[The above picture from the USGS shows the area in North America dedicated to crop production. It’s a lot.]

At Trees For Graziers, we have determined to focus our attention first and foremost on the practice of silvopasture, and even more specifically on planting trees into pastures. While we absolutely work with other agroforestry practices as well, like riparian buffers, or advising conversions of woods to silvopasture, we have chosen to really concentrate our attention on planted silvopasture. This is for several reasons:

  • There are so many opportunities in the broad field of agroforestry, from growing ginseng or shiitake in the woods to growing pecans and cider apples, that it’s easy to become overwhelmed, spread too thin, and hence ineffective. We would rather make great leaps in one direction than creep forward in many.
  • We have chosen specifically to not focus on tree crops for human consumption. The whole business of growing tree crops for humans to eat is vastly more complicated than growing feed for livestock. The logistic complexity of harvesting, processing and marketing tree crops profitably is a real barrier to entry. It’s enough work for one crop, say chestnuts, but when you add currants and aronia and elderberry and hazelnuts and all the other potentially valuable crops, there’s a lot of moving pieces, each with significant question marks. Since there are already very competent players in this space, like the Savanna Institute and Propagate Ventures, we determined we’d let them crack that nut. In contrast, here’s the basic plan for harvesting, processing and marketing livestock feed crops: Let the animals eat them where they fall. Done.
  • Trees for livestock feed are much more scalable and stable than tree crops for human consumption. Most agricultural land in the United States is dedicated towards feed for livestock, not food for people. J Russell Smith, author of the 1929 classic Tree Crops said it best:
    • This book is primarily an attack upon the gully. To succeed in this we must have millions of acres of tree crops replacing the destructive plow crops. Now the nuts that people eat are fine and worthy of much improvement, but a few hundred thousand acres of them would glut the market. Not so with stock food. Once we get a cow-feed tree crop established we have a guaranteed outlet, and twenty or thirty million acres will not glut the market. We would simply convert thirty or forty million acres of our hundred million acres of corn to a more profitable and soil-saving crop.
    • There is another reason also. Some of the stock-food crops seem to be in the class of sure things with which the farmer can safely begin without waiting for a lot of scientific work to be done. Then, too, stock foods start on an honest-to-goodness basis. They don’t begin five prices high like a human food novelty and then come down bumpety-bump as soon as a few carloads are produced.
    • This last piece is critical. Anyone who has been around ag for any time has seen quite a few boom and bust cycles of trendy crops. Since we’re talking about tree crops, which are a very long-term investment, stability is critical. Livestock feed may not be glamorous or able to return as much per acre, but it will always have a solid outlet.
A black locust after only 3 growing seasons, showing the quick ROI on shade trees
  • While feed trees like honey locust, mulberry, persimmon and oak will most certainly cover many times the acreage of chestnuts, hazelnuts and currants for human food, even simpler still is providing trees primarily for shade. While a lot of development work needs done on food and feed trees, shade trees are ready to go, and offer some of the quickest and most reliable ROIs in all of agroforestry, especially in climates with hot summers. Reducing heat stress in livestock and forages is a surefire way to create more resiliency to climate change and increase farm profitability.

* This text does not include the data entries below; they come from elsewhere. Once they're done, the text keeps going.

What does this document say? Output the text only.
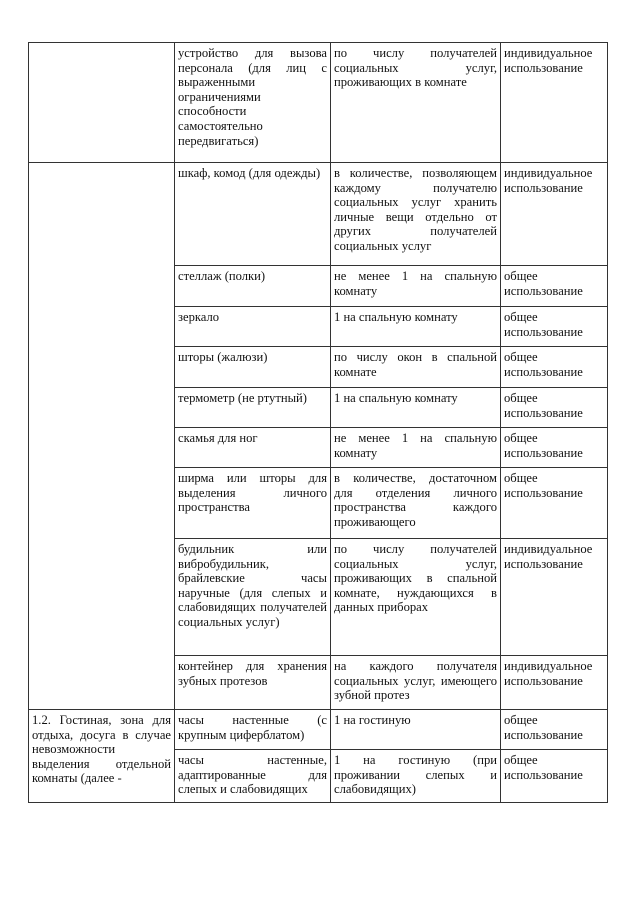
	устройство для вызова персонала (для лиц с выраженными ограничениями способности самостоятельно передвигаться)	по числу получателей социальных услуг, проживающих в комнате	индивидуальное использование
	шкаф, комод (для одежды)	в количестве, позволяющем каждому получателю социальных услуг хранить личные вещи отдельно от других получателей социальных услуг	индивидуальное использование
	стеллаж (полки)	не менее 1 на спальную комнату	общее использование
	зеркало	1 на спальную комнату	общее использование
	шторы (жалюзи)	по числу окон в спальной комнате	общее использование
	термометр (не ртутный)	1 на спальную комнату	общее использование
	скамья для ног	не менее 1 на спальную комнату	общее использование
	ширма или шторы для выделения личного пространства	в количестве, достаточном для отделения личного пространства каждого проживающего	общее использование
	будильник или вибробудильник, брайлевские часы наручные (для слепых и слабовидящих получателей социальных услуг)	по числу получателей социальных услуг, проживающих в спальной комнате, нуждающихся в данных приборах	индивидуальное использование
	контейнер для хранения зубных протезов	на каждого получателя социальных услуг, имеющего зубной протез	индивидуальное использование
1.2. Гостиная, зона для отдыха, досуга в случае невозможности выделения отдельной комнаты (далее -	часы настенные (с крупным циферблатом)	1 на гостиную	общее использование
	часы настенные, адаптированные для слепых и слабовидящих	1 на гостиную (при проживании слепых и слабовидящих)	общее использование
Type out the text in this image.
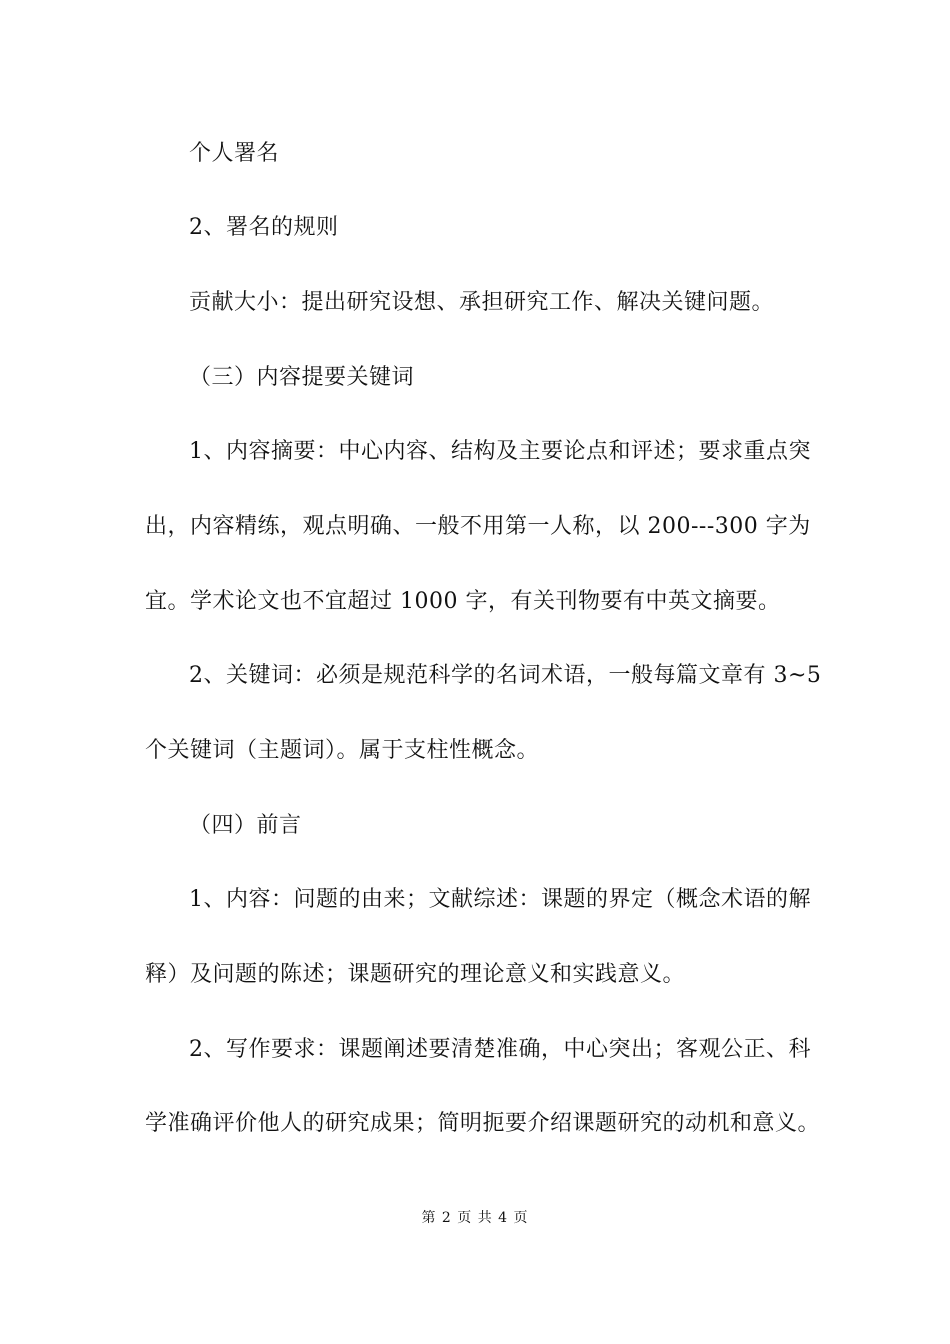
个人署名
2、署名的规则
贡献大小：提出研究设想、承担研究工作、解决关键问题。
（三）内容提要关键词
1、内容摘要：中心内容、结构及主要论点和评述；要求重点突
出，内容精练，观点明确、一般不用第一人称，以 200---300 字为
宜。学术论文也不宜超过 1000 字，有关刊物要有中英文摘要。
2、关键词：必须是规范科学的名词术语，一般每篇文章有 3~5
个关键词（主题词）。属于支柱性概念。
（四）前言
1、内容：问题的由来；文献综述：课题的界定（概念术语的解
释）及问题的陈述；课题研究的理论意义和实践意义。
2、写作要求：课题阐述要清楚准确，中心突出；客观公正、科
学准确评价他人的研究成果；简明扼要介绍课题研究的动机和意义。
第 2 页 共 4 页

We at TFG are pretty bullish on the future of silvopasture. Right now there are several major bottlenecks to the practice majorly taking off, but farmer demand is not one of them. Thoughtfully integrating trees into pastures simply makes good sense for graziers, and as funding availability and tree genetics are improved, we’ll see silvopasture really take off. It’s a long-term, slow-moving practice, so ‘explode’ might be the wrong term, but steady growth in the right direction is what I see moving forward.